面对大规模集群海量日志采集需求时,filebeat相较于fluent bit拥有更高的性能,因此可以通过daemonset方式在每个k8s节点运行一个filebeat日志采集容器,用于采集业务容器产生的日志并暂存到kafka消息队列中。借助Kafka的Consumer Group技术部署多个logstash副本,由logstash集群逐个消费并写入ES,防止瞬间高峰导致直接写入ES失败,提升数据处理能力和高可用性。
生产环境推荐的kafka部署方式为operator方式部署,Strimzi是目前最主流的operator方案。
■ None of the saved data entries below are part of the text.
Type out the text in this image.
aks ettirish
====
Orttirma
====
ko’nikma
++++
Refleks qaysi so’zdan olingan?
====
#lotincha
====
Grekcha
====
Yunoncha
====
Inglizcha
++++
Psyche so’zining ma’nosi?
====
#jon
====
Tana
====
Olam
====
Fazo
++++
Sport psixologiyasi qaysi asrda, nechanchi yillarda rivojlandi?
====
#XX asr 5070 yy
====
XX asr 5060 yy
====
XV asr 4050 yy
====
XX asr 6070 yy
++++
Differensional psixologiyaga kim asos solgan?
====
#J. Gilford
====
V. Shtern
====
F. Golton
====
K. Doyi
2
集群数据量较小的话,可以采用NFS共享存储,数据量较大的话可使用local pv存储。
operator部署方式为helm或yaml文件部署,此处以helm方式部署为例:
[root@tiaoban kafka]# helm repo add strimzi https://strimzi.io/charts/
"strimzi" has been added to your repositories
[root@tiaoban kafka]# helm install strimzi -n kafka strimzi/strimzi-kafka-operator
NAME: strimzi
LAST DEPLOYED: Sun Oct 8 21:16:31 2023
NAMESPACE: kafka
STATUS: deployed
REVISION: 1
TEST SUITE: None
NOTES:
Thank you for installing strimzi-kafka-operator-0.37.0
To create a Kafka cluster refer to the following documentation.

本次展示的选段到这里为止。